Description
Source: Paule Caillat
Tart shell: Food52
Filling: Epicurious
Lemon cream variation: Fill with lemon curd then sift confectioners’ sugar over top or top with Swiss meringue, then torch if desired.
Ingredients
Tart Shell:
- 6 tablespoons unsalted butter
- 5 ounces flour
- 1 tablespoon vegetable oil
- 3 tablespoons water
- 1 tablespoon sugar
- Pinch of salt
Filling:
- 1 pound mascarpone (about 2 cups)
- ¼ cup confectioners sugar
- 1 teaspoon fresh lemon juice
- ½ teaspoon grated lemon zest
- ¾ teaspoon pure vanilla extract
Serving:
- strawberries, stemmed and halved or quartered
- blueberries or raspberries would be nice, too
Instructions
- Heat the oven to 410° F. In a Pyrex type oven-safe bowl, combine the butter, oil, water, salt, and sugar. Place in the hot oven for approximately 15 minutes, until the mixture is boiling and the butter starts browning. Remove from oven, add flour quickly, until it forms a ball.
- Once the dough is cool enough to touch, press it in to the tart mold evenly with your fingertips.

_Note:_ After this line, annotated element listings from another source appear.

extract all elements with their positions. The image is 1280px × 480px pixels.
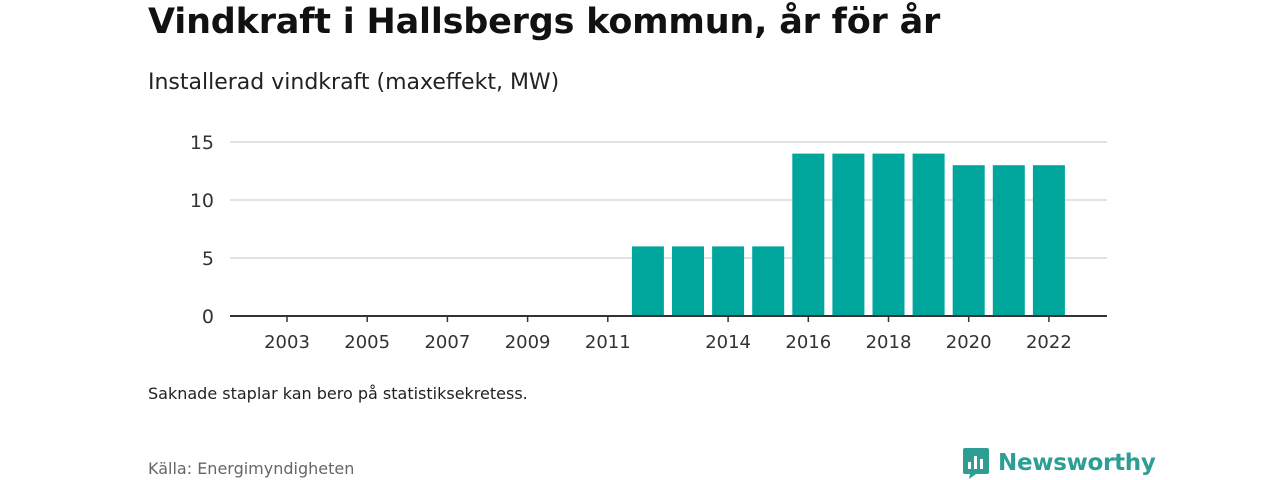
newsworthy-logo-icon xyxy=(963,448,989,479)
bar xyxy=(631,246,664,316)
y-tick-label: 0 xyxy=(202,306,214,328)
x-tick-label: 2007 xyxy=(424,332,470,353)
bar xyxy=(672,246,704,316)
bar xyxy=(752,246,785,316)
x-tick-label: 2020 xyxy=(946,332,992,353)
x-tick-label: 2009 xyxy=(505,332,551,353)
bar xyxy=(912,153,945,316)
x-tick-label: 2003 xyxy=(264,332,310,353)
bar xyxy=(792,153,825,316)
y-tick-label: 10 xyxy=(190,190,214,212)
source-text: Källa: Energimyndigheten xyxy=(148,459,355,478)
footnote: Saknade staplar kan bero på statistiksek… xyxy=(148,384,528,403)
bar xyxy=(952,165,985,316)
brand-logo: Newsworthy xyxy=(962,446,1156,480)
brand-name: Newsworthy xyxy=(998,450,1156,476)
bar xyxy=(832,153,865,316)
bar xyxy=(1032,165,1065,316)
x-tick-label: 2005 xyxy=(344,332,390,353)
x-tick-label: 2014 xyxy=(705,332,751,353)
y-tick-label: 5 xyxy=(202,248,214,270)
y-tick-label: 15 xyxy=(190,132,214,154)
x-tick-label: 2022 xyxy=(1026,332,1072,353)
x-tick-label: 2011 xyxy=(585,332,631,353)
bar xyxy=(992,165,1025,316)
bar xyxy=(872,153,905,316)
bar xyxy=(712,246,745,316)
bar-chart: 0 5 10 15 2003 2005 2007 2009 2011 2014 2016 2018 20… xyxy=(190,132,1107,353)
chart-title: Vindkraft i Hallsbergs kommun, år för år xyxy=(148,2,941,42)
chart-subtitle: Installerad vindkraft (maxeffekt, MW) xyxy=(148,70,560,95)
x-tick-label: 2018 xyxy=(866,332,912,353)
x-tick-label: 2016 xyxy=(785,332,831,353)
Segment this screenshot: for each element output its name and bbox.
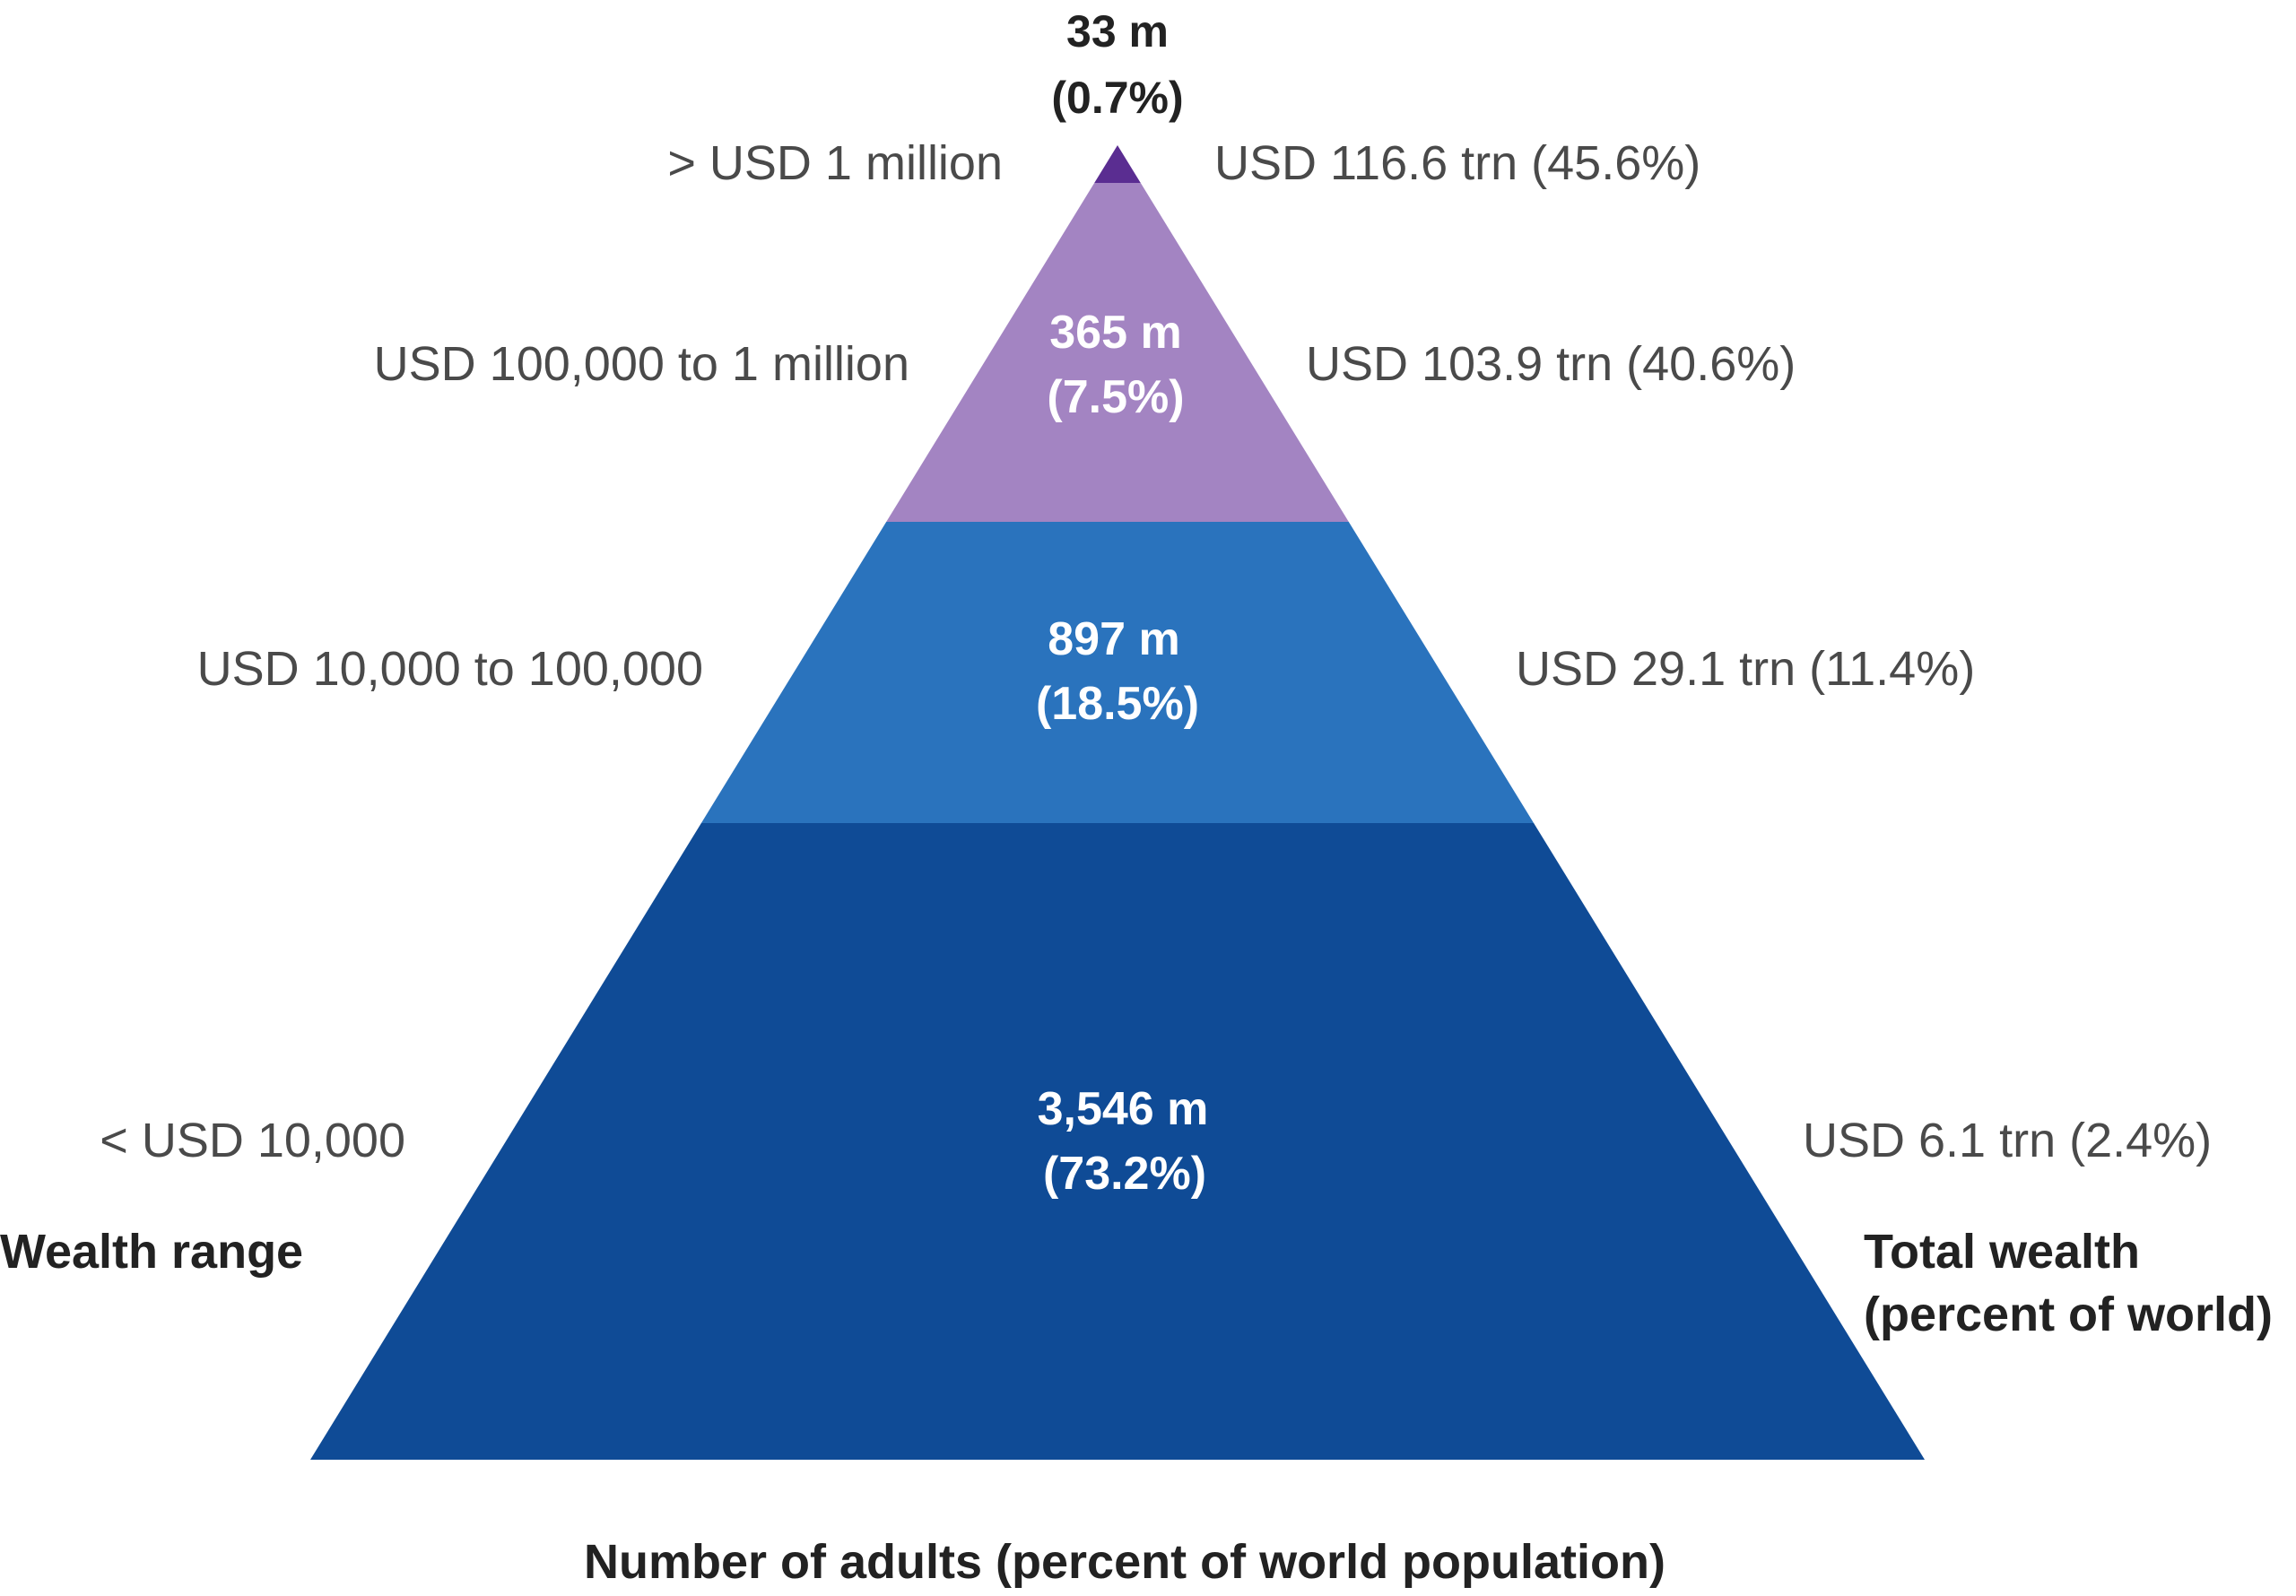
x-axis-label: Number of adults (percent of world popul… xyxy=(584,1535,1665,1589)
tier-millionaires-wealth: USD 116.6 trn (45.6%) xyxy=(1214,136,1700,190)
tier-millionaires-range: > USD 1 million xyxy=(667,136,1003,190)
tier-under-10k-range: < USD 10,000 xyxy=(100,1114,405,1167)
wealth-range-title: Wealth range xyxy=(0,1225,303,1279)
tier-millionaires xyxy=(1094,145,1141,183)
tier-10k-to-100k-adults: 897 m xyxy=(1048,613,1179,665)
tier-10k-to-100k-adults-pct: (18.5%) xyxy=(1036,678,1199,730)
tier-under-10k xyxy=(310,823,1925,1460)
tier-10k-to-100k-wealth: USD 29.1 trn (11.4%) xyxy=(1516,642,1975,696)
total-wealth-subtitle: (percent of world) xyxy=(1864,1288,2273,1341)
tier-10k-to-100k-range: USD 10,000 to 100,000 xyxy=(197,642,703,696)
tier-100k-to-1m-wealth: USD 103.9 trn (40.6%) xyxy=(1306,337,1796,391)
tier-100k-to-1m xyxy=(886,183,1349,522)
tier-under-10k-adults: 3,546 m xyxy=(1038,1083,1209,1135)
tier-10k-to-100k xyxy=(700,522,1535,823)
tier-under-10k-wealth: USD 6.1 trn (2.4%) xyxy=(1803,1114,2212,1167)
tier-under-10k-adults-pct: (73.2%) xyxy=(1043,1148,1206,1200)
tier-millionaires-adults: 33 m xyxy=(1066,6,1169,56)
tier-100k-to-1m-adults: 365 m xyxy=(1049,307,1181,359)
tier-100k-to-1m-adults-pct: (7.5%) xyxy=(1047,371,1184,423)
total-wealth-title: Total wealth xyxy=(1864,1225,2140,1279)
tier-100k-to-1m-range: USD 100,000 to 1 million xyxy=(374,337,909,391)
tier-millionaires-adults-pct: (0.7%) xyxy=(1051,73,1183,123)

Pierce the bottom with a fork, line the sides with the back of the fork to form ridges. Bake at 410° F (210° C) for 15 minutes or until the crust is light brown and shows fine cracks. Remove carefully from oven. It is ready for filling. Note: David Lebovitz recommends a brilliant patching technique for any cracks — just reserve a small knob of dough to spackle into any cracks after baking while it’s still warm. (No need to bake again.)
- Meanwhile, make filling: Whisk together mascarpone, confectioners sugar, lemon juice, zest, vanilla, and a pinch of salt until smooth.
- When tart shell has completely cooled, spread mascarpone filling over top. Top with fresh berries. Serve immediately or chill until ready to serve.